The Spice Boyz are burning up.
"I can't stand in one place, it's so hot!" Jason Roberts, star striker for Grenada's national soccer team, said as he gingerly stepped to the sideline yesterday at Howard University's Greene Stadium to relieve his burning feet.
Cleats and socks were no match for the searing artificial turf, where the Boyz -- who take their nickname from Grenada's spice industry -- have been training this week in preparation for Sunday's 2006 World Cup qualifier against the heavily favored United States in Columbus, Ohio.
"Ya, mon, it's hotter here than in Grenada," Coach Alister Debellotte said. "The sun is biting us."
Grenada, a speck of islands in the southern Caribbean, sent its obscure team to Washington for training camp because of the strong ties between its soccer federation and the expatriate community in this area. A group of six local residents, including Mount Rainier attorney Windell Thomas, a former Howard player, helped arrange the stay.
The players have lived in a dormitory next to the stadium, eaten lunch in the campus cafeteria and strategized in the dorm's stately club room. Yesterday before practice, Debellotte was moving Styrofoam and plastic cups around on a table in front of the assembled players to illustrate formations.
The delegation attended a reception at the Grenada embassy on Wednesday and met with Ambassador Denis Antoine. Today they will fly to Columbus for the opener of a two-game, total-goals second-round series, with the return leg a week later in St. George's, the Grenadan capital. The winner will advance to the semifinal round starting in August.
"We feel like we're at home," said Debellotte, a former soccer and cricket player. "Everyone has been very, very, very accommodating. We can depend on the people here; they know what we need. It's good to be around friends."
Howard's connections to Grenada go well beyond soccer. The country's prime minister, Keith Mitchell, earned his masters in mathematics from Howard in 1975. And after receiving his PhD from American University, he was a Howard professor for six years.
Starting goalkeeper Kellon Baptiste, whose full-time job is as a dockworker, has been to Washington a few times. His brother Kyron attended the University of the District of Columbia for a year before transferring to Lincoln (Pa.) to play basketball and soccer, and is now working on his masters at Strayer.
Several hundred Grenadans living in the United States are planning to travel to Columbus. "They're coming from Washington, New York, Texas, Canada," Debellotte said. "There are probably more Grenadans in the United States than in Grenada."

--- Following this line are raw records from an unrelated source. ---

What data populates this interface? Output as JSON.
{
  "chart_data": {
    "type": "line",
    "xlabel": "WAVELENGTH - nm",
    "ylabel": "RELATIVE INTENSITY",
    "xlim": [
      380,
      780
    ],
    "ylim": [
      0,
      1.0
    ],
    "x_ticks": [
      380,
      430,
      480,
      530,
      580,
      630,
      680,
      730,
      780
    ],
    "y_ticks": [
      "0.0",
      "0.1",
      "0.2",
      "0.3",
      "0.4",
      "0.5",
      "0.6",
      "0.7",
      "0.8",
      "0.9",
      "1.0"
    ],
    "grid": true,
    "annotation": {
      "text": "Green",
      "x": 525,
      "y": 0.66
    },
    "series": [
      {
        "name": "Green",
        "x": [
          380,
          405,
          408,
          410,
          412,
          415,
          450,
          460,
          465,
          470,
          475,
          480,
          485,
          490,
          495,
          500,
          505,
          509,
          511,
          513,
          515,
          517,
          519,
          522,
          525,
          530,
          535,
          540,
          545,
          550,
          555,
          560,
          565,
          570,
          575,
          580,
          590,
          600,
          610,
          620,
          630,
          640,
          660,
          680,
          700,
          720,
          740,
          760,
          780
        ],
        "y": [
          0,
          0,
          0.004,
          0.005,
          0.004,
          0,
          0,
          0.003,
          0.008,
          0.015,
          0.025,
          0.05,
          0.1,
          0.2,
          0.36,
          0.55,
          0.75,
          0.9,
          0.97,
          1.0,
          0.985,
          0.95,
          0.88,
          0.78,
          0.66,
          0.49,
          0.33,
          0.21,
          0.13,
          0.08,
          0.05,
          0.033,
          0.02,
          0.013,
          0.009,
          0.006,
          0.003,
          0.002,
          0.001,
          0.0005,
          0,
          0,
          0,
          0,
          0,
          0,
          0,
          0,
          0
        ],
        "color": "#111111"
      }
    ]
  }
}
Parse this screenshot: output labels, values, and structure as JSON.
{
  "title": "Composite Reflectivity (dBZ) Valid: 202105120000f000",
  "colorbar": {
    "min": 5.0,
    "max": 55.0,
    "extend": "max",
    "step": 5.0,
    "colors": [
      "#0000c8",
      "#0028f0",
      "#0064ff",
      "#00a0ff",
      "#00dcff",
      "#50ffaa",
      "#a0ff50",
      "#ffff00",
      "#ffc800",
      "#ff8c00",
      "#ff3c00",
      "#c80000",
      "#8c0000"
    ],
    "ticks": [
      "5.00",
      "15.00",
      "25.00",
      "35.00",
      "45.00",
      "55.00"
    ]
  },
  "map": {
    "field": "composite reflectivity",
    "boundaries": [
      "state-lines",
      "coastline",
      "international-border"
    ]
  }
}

Grenada has a population of about 95,000 and is best known to Americans for being invaded by U.S. forces in 1983 to stop a political uprising and disrupt Cuba's influence. It's also known as the Island of Spice, primarily for its nutmeg exports; what it's not known for is exporting soccer players, although with this series against the United States, ranked ninth in the world, No. 138-ranked Grenada hopes to improve its profile. "We need players to get exposure," Debellotte said.
The team has also used family ties to boost its shallow player pool. Roberts, the squad's most accomplished player as a member of English First Division club Wigan Athletic, grew up in London, but because his father is from Grenada, he is eligible to represent the country.
Others playing in England are defender Anthony Bedeau with Torquay United, which was just promoted to the Second Division; and midfielder Byron Bubb, who began his career with Millwall and now toils for minor league Aylesbury United.
Most of the players, however, compete on their country's amateur circuit and hold regular jobs. Forward Kithson Bain works construction and defender Brian Benjamin works in the upholstery business.
"Seems like we don't have a chance, from what I've been told," Roberts said sarcastically about his team's prospects against the Americans, quarterfinalists at the 2002 World Cup.
Despite playing alongside many amateurs on the national team, Roberts said: "Their ability is much more than what they've been given credit for. Being on the island, it's hard to be recognized as good footballers. A game like this is a good opportunity to show people how good they are against a top international team."
The Spice Boy with the most insight into the U.S. team is midfielder Shalrie Joseph, who played at St. John's University and now starts for the MLS's New England Revolution. Teammate Ricky Charles was an all-American at South Carolina-Spartanburg.
"We are positive," Baptiste said. "The players understand they're playing a big team, but we're going to go as far as we can. It's a great opportunity for us. . . . A good performance, to me, that's a win."